The Olympic was competiton for other notable boom era models such as the Gitane Gran Sport, Motebecane Mirage, Peugeot UO8, Ralegh Gran Prix and Schwinn Continental.
I sold a number of these in the mid 70's. Between the Raleigh Grand Prix, Peugeot UO8 and Nishiki, the bikes were comparable but had different appeal.
On a test ride, (setting up the bikes in about a 70" gear) -
For Ride, the Peugeot won
For shifting and ease of use, the Nishiki, Stem shifters, dual position brakes, easier to mis-shift and it still shifted well.
The Raleigh, won from time to time on looks. Took the most time to assemble well.

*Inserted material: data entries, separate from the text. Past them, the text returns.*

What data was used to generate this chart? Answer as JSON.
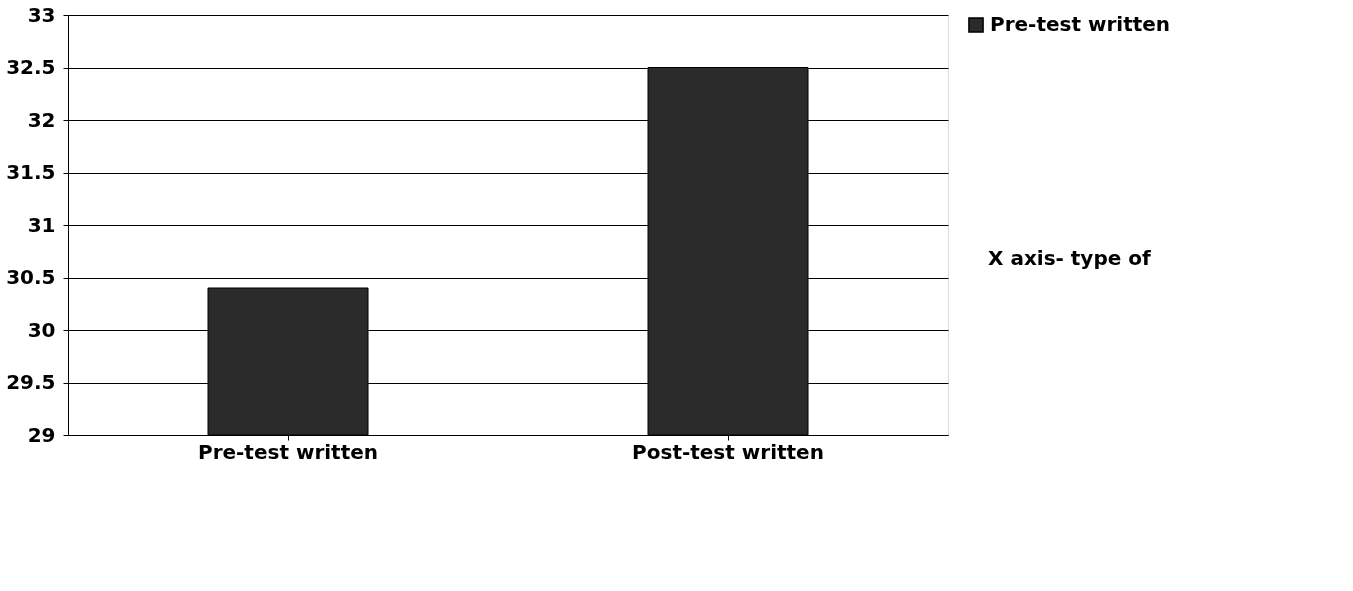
{
  "chart_data": {
    "type": "bar",
    "categories": [
      "Pre-test written",
      "Post-test written"
    ],
    "series": [
      {
        "name": "Pre-test written",
        "color": "#2b2b2b",
        "values": [
          30.4,
          32.5
        ]
      }
    ],
    "ylim": [
      29,
      33
    ],
    "yticks": [
      29,
      29.5,
      30,
      30.5,
      31,
      31.5,
      32,
      32.5,
      33
    ],
    "grid": "y",
    "legend": "right",
    "annotations": [
      "X axis- type of"
    ]
  }
}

If I did not set the bikes up in a similar gear, the bike set in the lightest gear won.
I had one a couple of years ago, typical entry level bike from the boom: steel rims, claw derailleur hanger, steel seat post, turkey levers, stem shifters, high ten steel frame, cottered crank. But IMHO, the decal work on that era Nishiki was better looking than the competition.
Before 1975 does not mean good. Most of the Japanese brands improved their bikes, sometimes dramatically, over the years. By the mid 1980s, a model that might have been totally entry level in the mid 1970s, was mid range, with a huge reduction in weight, much better frame, better wheels, etc.
The early 1970s was the time of a bike boom, where shops had waiting lists to just buy a new bike, and many manufacturers had little incentive to improve their bikes, particularly at the entry level end of their product line. Once the boom was over, the competition got fierce and a lot of companies really improved their products.